COMMENTARY–One way to get developers to use a technology is to offer it at no cost . While free in the sense of beer is easy on the pocket , is it freedom of use developers crave?

Last week BEA Systems announced that it would open-source parts of its WebLogic Workshop Java development tool to the community under an initiative called the Beehive Project. WebLogic Workshop is a visual development tool to simplify Java programming — similar to Visual Studio — designed to work with BEA’s suite of products.

By open sourcing parts of WebLogic Workshop, BEA hopes to gain greater developer mindshare to it’s own products and help increase the interoperability with non-BEA software. This is not a new phenomenon in the Java tools world as IBM have successfully released Eclipse and Sun Microsystems has released NetBeans as open-source projects.

My personal opinion is that free tools are great (who doesn’t love free stuff?) . There are many tools I find useful that can be downloaded for free and if I had the inclination, I could expand and work on the source code. However, I don’t have the time or inclination to extend an IDE or developer tool and I want to use the best tools at my disposal, free or otherwise.

Love them or loathe them, Microsoft does make some great easy-to-use developer tools that drive a lot of software development around the world. Microsoft doesn’t offer Visual Studio for free but does this really matter? I don’t mean to sound like a Wall Street whiz but -time is money” in the software development world and if you have the right tools it can certainly reduce development time and costs. The opportunity cost of using some proprietary tools can simply be too great to ignore.

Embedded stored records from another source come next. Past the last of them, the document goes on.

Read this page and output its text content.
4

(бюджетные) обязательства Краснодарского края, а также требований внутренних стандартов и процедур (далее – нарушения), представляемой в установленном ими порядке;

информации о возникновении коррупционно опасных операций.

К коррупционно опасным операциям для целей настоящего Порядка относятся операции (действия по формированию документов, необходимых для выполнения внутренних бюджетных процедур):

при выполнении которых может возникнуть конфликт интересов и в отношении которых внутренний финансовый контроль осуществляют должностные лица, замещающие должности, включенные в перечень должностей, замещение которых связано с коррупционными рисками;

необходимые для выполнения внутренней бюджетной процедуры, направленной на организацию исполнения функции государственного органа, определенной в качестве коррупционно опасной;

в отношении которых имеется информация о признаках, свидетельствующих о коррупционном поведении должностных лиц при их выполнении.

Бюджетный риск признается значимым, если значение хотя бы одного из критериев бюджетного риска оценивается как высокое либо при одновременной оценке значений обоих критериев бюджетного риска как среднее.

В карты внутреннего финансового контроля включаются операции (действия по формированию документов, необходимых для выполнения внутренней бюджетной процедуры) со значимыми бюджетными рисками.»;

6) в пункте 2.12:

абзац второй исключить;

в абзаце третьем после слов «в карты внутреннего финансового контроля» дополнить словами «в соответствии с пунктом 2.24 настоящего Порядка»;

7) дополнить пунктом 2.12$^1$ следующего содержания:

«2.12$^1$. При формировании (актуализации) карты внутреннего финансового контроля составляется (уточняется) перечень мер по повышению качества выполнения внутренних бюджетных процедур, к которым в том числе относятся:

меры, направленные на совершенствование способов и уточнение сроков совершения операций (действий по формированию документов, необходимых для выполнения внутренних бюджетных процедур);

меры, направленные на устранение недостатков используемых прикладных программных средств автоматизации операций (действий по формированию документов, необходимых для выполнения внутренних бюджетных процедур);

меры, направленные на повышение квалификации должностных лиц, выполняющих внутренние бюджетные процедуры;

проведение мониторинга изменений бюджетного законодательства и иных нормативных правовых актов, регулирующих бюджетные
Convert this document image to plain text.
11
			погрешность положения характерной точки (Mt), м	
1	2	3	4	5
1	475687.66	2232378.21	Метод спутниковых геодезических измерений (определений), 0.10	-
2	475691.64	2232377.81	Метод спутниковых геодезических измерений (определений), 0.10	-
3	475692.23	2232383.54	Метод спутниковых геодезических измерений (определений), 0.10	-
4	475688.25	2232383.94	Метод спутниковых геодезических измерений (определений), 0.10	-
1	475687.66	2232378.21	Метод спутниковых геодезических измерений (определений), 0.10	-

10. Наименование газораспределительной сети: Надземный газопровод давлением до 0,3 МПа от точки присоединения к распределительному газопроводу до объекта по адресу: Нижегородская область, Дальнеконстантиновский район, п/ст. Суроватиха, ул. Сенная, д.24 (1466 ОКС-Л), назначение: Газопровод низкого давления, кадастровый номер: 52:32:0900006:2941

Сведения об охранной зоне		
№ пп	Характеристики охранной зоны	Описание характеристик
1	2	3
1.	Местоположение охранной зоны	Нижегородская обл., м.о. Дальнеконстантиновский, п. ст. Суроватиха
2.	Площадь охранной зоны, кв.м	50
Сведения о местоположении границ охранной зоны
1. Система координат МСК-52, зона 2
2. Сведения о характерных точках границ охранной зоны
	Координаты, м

Many eyes will be on BEA and the buzz (no pun intended) around the Beehive Project. Maybe it will prompt other companies in the tools market such as Borland to open source Kylix to gain a greater market share? Time will tell.

While the lure of free tools is certainly an attractive proposition, it’s better to fully determine if the software meets your requirements rather than blindly taking it on in the hope of saving a few dollars.

How do you see the future market of free and open source developer tools? Will the community produce better tools or can this improvement only be derived from a closed environment with customer feedback?